Does anyone know the status of getting this fixed?

Re: 171.64.65.56 - 171.67.108.25

Posted: Wed Apr 01, 2009 2:59 pm
by kasson
There's a lot of traffic on the server right now. I'm watching the log--work units are coming in and out, so it's not stuck.

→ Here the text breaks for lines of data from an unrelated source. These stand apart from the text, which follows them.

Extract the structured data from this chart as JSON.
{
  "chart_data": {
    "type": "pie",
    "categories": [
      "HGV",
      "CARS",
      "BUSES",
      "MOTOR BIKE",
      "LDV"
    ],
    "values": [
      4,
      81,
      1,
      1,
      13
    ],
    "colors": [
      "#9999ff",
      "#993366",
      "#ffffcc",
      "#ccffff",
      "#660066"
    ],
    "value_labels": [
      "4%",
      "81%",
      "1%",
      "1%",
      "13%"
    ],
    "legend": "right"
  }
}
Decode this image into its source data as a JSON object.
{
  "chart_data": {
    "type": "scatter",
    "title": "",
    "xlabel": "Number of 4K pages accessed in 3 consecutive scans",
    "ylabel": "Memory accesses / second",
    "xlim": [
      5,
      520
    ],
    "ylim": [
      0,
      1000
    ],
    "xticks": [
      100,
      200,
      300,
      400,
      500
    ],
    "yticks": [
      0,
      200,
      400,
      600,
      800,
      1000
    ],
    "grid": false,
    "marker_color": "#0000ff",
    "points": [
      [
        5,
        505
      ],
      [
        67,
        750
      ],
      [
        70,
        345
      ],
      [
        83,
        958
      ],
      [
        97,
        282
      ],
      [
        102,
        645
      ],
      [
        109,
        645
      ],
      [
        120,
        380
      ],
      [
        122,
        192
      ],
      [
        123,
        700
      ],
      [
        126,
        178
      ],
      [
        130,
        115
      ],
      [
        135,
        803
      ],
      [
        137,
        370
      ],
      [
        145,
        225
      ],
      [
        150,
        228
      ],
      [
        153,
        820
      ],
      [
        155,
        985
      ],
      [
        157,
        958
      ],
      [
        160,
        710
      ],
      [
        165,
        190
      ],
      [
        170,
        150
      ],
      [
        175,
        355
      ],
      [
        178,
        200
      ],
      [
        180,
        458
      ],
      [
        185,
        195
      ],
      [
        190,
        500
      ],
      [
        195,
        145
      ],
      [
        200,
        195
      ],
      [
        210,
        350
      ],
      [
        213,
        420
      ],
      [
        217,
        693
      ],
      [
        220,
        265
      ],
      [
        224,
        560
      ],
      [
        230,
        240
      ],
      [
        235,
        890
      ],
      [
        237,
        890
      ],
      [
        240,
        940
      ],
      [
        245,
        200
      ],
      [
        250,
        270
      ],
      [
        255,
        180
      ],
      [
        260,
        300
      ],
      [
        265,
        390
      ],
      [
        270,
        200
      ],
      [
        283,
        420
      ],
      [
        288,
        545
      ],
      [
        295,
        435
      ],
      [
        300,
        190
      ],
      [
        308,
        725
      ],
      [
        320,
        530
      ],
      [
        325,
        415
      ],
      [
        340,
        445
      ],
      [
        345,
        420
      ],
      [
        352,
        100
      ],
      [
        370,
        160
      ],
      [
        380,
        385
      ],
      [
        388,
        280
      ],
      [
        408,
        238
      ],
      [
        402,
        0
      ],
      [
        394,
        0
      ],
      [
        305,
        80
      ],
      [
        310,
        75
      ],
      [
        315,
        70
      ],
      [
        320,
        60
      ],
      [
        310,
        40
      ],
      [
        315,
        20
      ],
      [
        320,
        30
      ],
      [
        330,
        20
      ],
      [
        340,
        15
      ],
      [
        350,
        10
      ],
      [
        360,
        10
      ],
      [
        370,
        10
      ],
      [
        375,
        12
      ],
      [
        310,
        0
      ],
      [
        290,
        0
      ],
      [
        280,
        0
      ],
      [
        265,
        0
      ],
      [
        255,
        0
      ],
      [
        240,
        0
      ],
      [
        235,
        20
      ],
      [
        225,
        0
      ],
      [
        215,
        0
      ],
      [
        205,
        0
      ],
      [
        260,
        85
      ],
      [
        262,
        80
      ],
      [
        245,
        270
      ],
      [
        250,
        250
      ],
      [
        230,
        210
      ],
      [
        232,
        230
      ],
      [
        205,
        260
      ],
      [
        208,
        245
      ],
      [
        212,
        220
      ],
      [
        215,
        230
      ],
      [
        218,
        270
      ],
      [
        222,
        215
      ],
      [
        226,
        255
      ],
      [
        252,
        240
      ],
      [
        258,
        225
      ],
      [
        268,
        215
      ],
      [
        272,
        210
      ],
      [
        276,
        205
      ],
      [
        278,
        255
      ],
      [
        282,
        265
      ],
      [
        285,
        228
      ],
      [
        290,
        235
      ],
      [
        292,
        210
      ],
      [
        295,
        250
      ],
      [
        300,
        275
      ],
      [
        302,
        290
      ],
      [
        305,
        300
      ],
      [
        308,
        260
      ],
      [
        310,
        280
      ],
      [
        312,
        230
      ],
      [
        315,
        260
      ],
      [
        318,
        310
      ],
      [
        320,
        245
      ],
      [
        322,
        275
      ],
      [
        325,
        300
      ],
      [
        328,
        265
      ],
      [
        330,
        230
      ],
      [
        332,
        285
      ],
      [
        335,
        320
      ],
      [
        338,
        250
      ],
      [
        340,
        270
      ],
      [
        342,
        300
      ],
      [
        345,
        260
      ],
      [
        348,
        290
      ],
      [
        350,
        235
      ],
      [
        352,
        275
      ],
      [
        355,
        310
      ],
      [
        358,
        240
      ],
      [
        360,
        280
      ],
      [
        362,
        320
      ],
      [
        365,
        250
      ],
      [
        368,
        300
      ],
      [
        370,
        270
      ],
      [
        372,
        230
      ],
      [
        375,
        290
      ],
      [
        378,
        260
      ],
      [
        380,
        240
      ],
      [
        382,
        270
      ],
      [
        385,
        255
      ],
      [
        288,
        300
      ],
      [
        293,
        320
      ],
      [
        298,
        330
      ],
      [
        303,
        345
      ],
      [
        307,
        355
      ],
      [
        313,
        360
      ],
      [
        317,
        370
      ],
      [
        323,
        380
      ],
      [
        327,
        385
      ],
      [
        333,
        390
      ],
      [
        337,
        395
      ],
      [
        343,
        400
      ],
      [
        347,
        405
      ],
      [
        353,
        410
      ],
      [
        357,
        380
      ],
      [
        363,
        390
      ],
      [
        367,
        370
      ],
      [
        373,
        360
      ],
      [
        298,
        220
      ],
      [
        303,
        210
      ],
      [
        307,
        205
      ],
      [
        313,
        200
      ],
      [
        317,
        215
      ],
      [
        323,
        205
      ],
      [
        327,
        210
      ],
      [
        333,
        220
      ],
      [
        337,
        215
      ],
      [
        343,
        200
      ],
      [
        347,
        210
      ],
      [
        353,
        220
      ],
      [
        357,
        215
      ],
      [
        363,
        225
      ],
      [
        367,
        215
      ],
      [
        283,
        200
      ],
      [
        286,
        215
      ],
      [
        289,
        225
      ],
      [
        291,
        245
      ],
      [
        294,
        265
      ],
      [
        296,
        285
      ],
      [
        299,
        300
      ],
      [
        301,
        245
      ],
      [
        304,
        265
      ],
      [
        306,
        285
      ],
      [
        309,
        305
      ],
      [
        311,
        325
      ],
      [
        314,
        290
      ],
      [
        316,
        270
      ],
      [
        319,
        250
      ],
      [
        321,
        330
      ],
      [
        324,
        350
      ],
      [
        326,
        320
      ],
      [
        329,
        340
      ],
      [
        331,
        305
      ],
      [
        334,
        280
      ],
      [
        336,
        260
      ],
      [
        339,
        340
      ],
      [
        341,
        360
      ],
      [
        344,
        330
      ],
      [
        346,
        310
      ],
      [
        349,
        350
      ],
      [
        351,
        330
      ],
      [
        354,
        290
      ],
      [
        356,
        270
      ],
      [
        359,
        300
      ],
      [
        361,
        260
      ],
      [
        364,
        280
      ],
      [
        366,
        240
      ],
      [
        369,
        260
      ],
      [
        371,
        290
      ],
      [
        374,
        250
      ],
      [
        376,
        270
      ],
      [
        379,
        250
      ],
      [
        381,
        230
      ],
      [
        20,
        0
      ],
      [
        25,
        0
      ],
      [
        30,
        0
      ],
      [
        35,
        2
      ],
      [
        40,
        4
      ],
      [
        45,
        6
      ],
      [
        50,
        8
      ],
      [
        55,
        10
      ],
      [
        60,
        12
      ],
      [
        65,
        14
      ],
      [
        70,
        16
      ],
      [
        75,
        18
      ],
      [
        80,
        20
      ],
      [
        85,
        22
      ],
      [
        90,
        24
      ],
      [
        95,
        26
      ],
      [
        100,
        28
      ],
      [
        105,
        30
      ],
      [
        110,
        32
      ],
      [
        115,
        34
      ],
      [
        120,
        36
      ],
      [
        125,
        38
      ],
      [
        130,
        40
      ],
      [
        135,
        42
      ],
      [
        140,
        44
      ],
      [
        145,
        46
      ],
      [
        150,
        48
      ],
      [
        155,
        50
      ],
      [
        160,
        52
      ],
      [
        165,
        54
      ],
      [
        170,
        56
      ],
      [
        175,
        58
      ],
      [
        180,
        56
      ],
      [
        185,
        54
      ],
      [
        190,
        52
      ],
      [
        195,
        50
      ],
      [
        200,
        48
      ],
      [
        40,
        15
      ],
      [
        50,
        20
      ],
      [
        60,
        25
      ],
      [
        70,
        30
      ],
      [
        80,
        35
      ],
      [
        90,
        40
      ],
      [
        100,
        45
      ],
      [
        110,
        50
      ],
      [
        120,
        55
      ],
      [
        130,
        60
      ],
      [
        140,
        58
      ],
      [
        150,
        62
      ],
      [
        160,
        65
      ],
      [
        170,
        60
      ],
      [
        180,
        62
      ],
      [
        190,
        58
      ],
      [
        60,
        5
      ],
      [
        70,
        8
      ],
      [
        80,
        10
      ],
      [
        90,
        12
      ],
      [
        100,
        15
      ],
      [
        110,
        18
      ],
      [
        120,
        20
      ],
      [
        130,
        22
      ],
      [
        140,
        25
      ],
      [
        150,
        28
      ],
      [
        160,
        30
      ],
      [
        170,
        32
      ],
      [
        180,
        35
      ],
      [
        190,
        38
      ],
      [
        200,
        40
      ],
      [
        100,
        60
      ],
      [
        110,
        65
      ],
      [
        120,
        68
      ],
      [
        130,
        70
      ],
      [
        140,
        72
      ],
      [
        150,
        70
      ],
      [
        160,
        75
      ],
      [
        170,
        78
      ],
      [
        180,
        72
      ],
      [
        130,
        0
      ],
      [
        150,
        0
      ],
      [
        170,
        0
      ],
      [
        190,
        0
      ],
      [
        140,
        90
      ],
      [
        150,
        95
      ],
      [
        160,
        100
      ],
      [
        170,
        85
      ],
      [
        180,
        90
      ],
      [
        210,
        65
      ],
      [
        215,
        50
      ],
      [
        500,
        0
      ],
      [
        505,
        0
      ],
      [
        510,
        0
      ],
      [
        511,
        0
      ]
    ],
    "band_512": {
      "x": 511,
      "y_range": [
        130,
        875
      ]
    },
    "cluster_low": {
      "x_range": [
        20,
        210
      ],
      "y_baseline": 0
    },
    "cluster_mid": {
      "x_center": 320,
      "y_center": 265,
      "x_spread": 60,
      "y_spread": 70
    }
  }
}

Re: 171.64.65.56 - 171.67.108.25

Posted: Wed Apr 01, 2009 4:30 pm
by weedacres
There's a lot of traffic on the server right now. I'm watching the log--work units are coming in and out, so it's not stuck.
I just tried to send the stuck unit again and it worked fine. I got up this morning to one stalled for close to 4 hours. Once stalled it doesn't appear able to recover without ctl-c and restarting the wu.
This has been going on for a couple of days, all on A2's and running fah6.static under vm.

Re: 171.64.65.56 - 171.67.108.25

Posted: Wed Apr 01, 2009 8:00 pm
by chluk2425
kasson wrote:There's a lot of traffic on the server right now. I'm watching the log--work units are coming in and out, so it's not stuck.
the problem is.... after it got stuck, it will not reconnect by itself.... and it will stay there like forever (8hrs)....

Re: 171.64.65.56 - 171.67.108.25

Posted: Fri Apr 10, 2009 1:52 pm
by ikerekes
just an FYI 171.64.65.56 in reject status, and 171.67.108.25 is getting 503 again.